- Chicago futures have been back-and-forth with profit taking pushing wheat to trade both sides of unchanged while corn/soybeans hold in the green. The volume of trade has been strong with fund interest key to buy the early day break. Prices are rising at midday with wheat prices turning back higher.
- In demand led bull markets, spreads/cash basis should be gaining daily, but the soybean/corn nearby spreads have been weakening in recent trade. Yet, world cash corn, soybean and wheat futures spreads have been holding strong which is underpinning Chicago. The world cash market must show weakness for any Chicago futures break to be sustained. For now, Chicago is struggling with large net fund length, slowing Chinese demand for US soybeans, and difficulty in assessing the 2021 impact of reduced Russian wheat production.
- Wide ranging and volatile Chicago markets are expected in coming weeks, with any break dependent on rains returning for Russian winter wheat and S American crop areas. We see the chance for rain as favourable for S America with the Russian forecast returning to an arid trend. Non-US weather gains in importance in the trading sessions that lie ahead.
- Chicago brokers estimate that funds have bought 1,600 contracts of corn and 3,900 contracts of soybeans, while selling 2,200 contracts of wheat. In the products, funds have sold 5,200 contracts of soyoil and buying 3,200 contracts of soymeal. Fund managers were sellers after the 8:30 morning reopening with modest demand pulling prices higher into midday. On the rallies, cash sales of US corn and soybeans are said to be robust.
- FAS reported the sale of 123,000 mt of US corn to Mexico and another 345,000 mt to either Mexico, Japan or China. Most see Mexico as needing forward coverage of US corn and are willing to advance their purchase pace on breaks.
- There has been widespread talk about Brazil’s drop in import tariffs (8%) for corn/soybeans for cargoes before 2021. US exporters report that there is elevation or loadout capacity available beyond the second week of December, but that vessels arriving and off-loading in Brazilian ports before December 31 makes the calculation tight. A few US soybean cargoes may sell to Brazil, but there are 3 boats that are loading in Uruguay and destined for Brazil. The US will see modest Brazilian demand due to limited US Gulf elevation availability
- The GFS’s Black Sea weather forecast is arid at midday. Light scattered showers are offered over the next 24 hours with rainfall amounts forecast to be less than 0.4″ and coverage of the area being no better than 30%. Warm/dry weather conditions follow into late October.

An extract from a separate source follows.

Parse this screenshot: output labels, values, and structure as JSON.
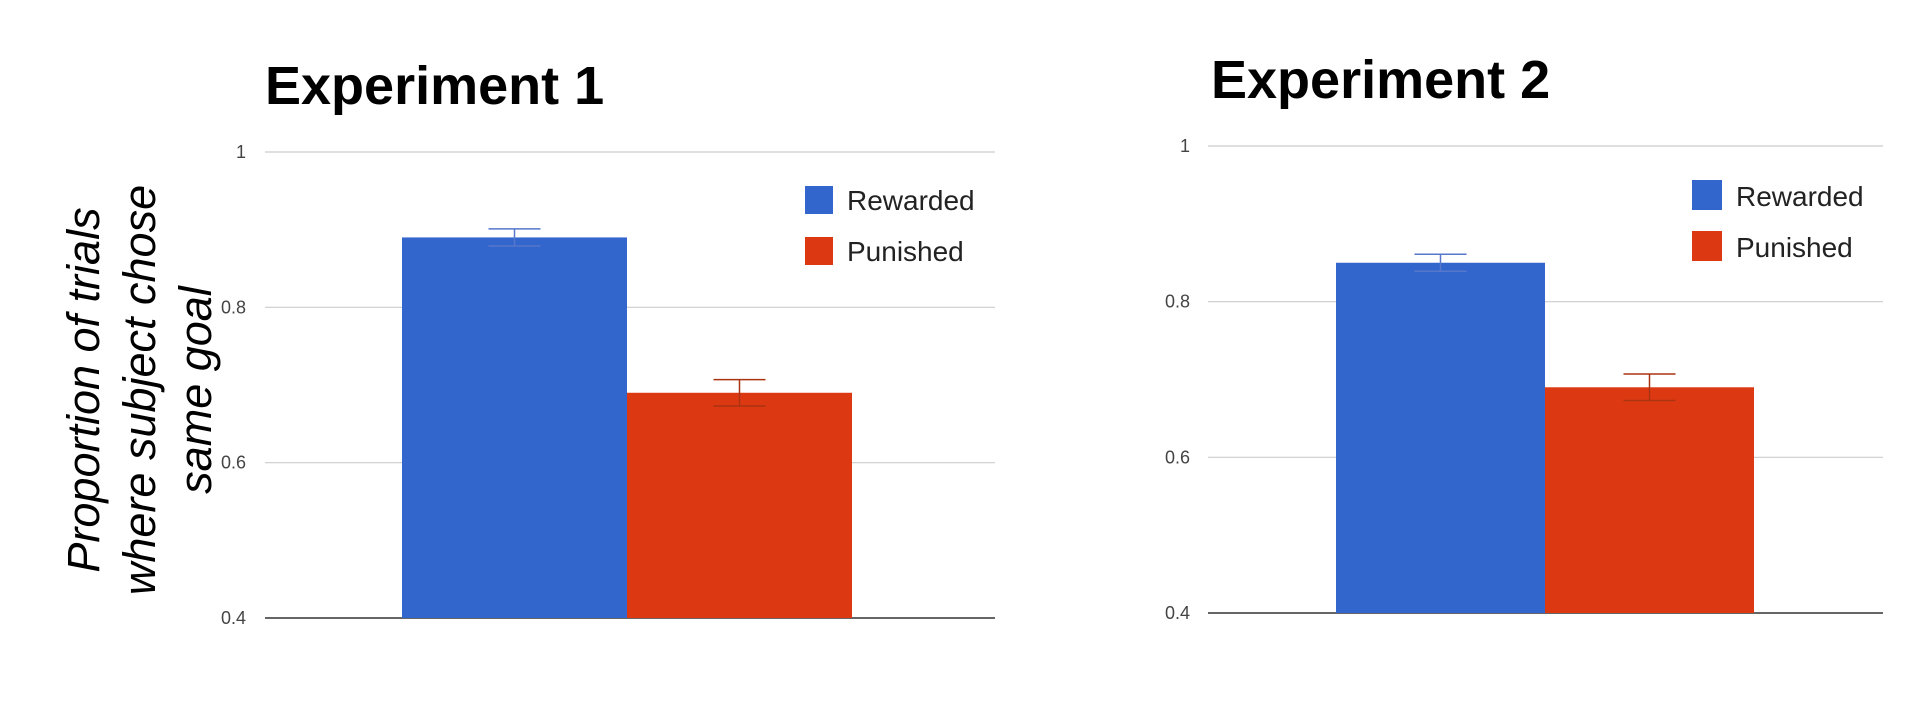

- The Brazilian weather forecast is increasing rainfall totals for N Brazil. The midday model continues a trend that calls for needed soaking rainfall to start this weekend and persist into early November.
- Paris wheat futures hit a new rally high and on a continuation spot futures chart have exceeded the May high at €209.50/mt.
- The midday GFS weather forecast is wetter across the Eastern Midwest over the next 10 days. Moisture-equivalent totals in excess of 1″ will be confined to IL, IN and OH. 4-10″ of snow falls across the Dakotas and MN. The forecast stays cold for another 2 weeks with just a few spits of moisture for Plain’s HRW wheat. The cold/wet weather will slow the remaining 2020 Midwest corn and soybean harvest.
- Rising world wheat/corn fob cash prices has stimulated the morning Chicago rally. The Russian Government is claiming that it looking at increasing domestic wheat stores (2-4 months of demand) without suggesting it would impact 2020/21 wheat export availability. The Russian Government continues to look for ways to control domestic wheat storage. Clarification from the Russian ag ministry is awaited. We maintain a view that improving S American weather will produce a Chicago correction in late October or November that offers a new purchase opportunity. For now, don’t chase Chicago rallies or breaks.